Vous connaissez, mon ami, les trois points de la côte normande qui m’agréent le mieux, le Bourg-d’eau, Le Tréport et Etretat ; Etretat avec ses arches immenses taillées par la vague dans la falaise, Le Tréport avec sa vieille église, sa vieille croix de pierre et son vieux port où fourmillent les bateaux de pêcheurs, le Bourg-d’eau avec sa grande rue gothique qui aboutit brusquement à la haute mer. Eh bien, rangez désormais Biarritz avec Le Tréport, Etretat et le Bourg-d’eau parmi les lieux que je choisirais pour le plaisir de mes yeux, dont parle Fénelon.

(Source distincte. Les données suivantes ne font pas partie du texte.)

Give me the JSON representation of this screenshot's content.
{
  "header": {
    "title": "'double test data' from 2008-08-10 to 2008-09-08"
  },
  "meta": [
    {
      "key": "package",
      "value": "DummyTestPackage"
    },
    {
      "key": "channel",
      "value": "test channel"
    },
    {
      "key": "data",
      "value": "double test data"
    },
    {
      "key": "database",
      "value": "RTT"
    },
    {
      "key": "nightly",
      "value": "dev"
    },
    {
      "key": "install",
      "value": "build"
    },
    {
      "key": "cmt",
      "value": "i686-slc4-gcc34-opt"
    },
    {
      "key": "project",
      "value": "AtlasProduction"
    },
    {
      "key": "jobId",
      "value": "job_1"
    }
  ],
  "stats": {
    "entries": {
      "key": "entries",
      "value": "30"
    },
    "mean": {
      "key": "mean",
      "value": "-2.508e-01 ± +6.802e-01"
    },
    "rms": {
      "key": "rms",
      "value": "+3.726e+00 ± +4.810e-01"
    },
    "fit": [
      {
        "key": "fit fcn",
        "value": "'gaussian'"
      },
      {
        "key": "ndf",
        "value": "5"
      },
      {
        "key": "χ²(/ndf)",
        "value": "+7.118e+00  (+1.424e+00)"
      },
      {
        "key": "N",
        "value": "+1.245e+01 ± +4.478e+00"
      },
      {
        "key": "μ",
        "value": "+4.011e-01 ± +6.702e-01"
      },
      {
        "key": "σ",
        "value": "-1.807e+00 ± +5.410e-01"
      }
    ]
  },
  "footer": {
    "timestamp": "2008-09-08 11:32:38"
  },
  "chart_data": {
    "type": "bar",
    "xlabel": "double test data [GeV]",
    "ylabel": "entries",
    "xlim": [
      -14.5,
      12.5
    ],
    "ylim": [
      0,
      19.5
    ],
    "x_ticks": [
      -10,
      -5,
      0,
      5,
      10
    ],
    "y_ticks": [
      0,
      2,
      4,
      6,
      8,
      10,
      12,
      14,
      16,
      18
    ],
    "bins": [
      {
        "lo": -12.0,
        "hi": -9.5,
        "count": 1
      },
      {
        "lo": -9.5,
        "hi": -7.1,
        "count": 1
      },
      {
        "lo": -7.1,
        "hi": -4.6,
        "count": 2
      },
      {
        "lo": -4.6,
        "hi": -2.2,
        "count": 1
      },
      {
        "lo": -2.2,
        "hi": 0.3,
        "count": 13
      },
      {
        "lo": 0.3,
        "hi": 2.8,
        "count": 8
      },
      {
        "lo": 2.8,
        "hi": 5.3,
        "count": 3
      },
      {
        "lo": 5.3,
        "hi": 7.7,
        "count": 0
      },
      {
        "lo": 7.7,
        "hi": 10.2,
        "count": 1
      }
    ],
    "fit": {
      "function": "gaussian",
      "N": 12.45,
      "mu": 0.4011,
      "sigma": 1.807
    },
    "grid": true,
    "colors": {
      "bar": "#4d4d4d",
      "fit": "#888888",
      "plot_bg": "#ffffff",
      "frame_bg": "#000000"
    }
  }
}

Je ne sache pas d’endroit plus charmant et plus magnifique que Biarritz. Il n’y a pas d’arbres, disent les gens qui critiquent tout, même le bon Dieu dans ce qu’il fait de plus beau. Mais il faut savoir choisir : ou l’océan , ou la forêt. Le vent de mer rase les arbres.
Biarritz est un village blanc à toits roux et à contrevents verts posé sur des croupes de gazon et de bruyère, dont il suit les ondulations. On sort du village, on descend la dune, le sable s’écroule sous vos talons, et tout à coup on se trouve sur une grève douce et unie au milieu d’un labyrinthe inextricable de rochers, de chambres, d’arcades, de grottes et de cavernes, étrange architecture jetée pêle-mêle au milieu des flots, que le ciel remplit d’azur, de soleil, de lumière et d’ombre, la mer d’écume, le vent de bruit.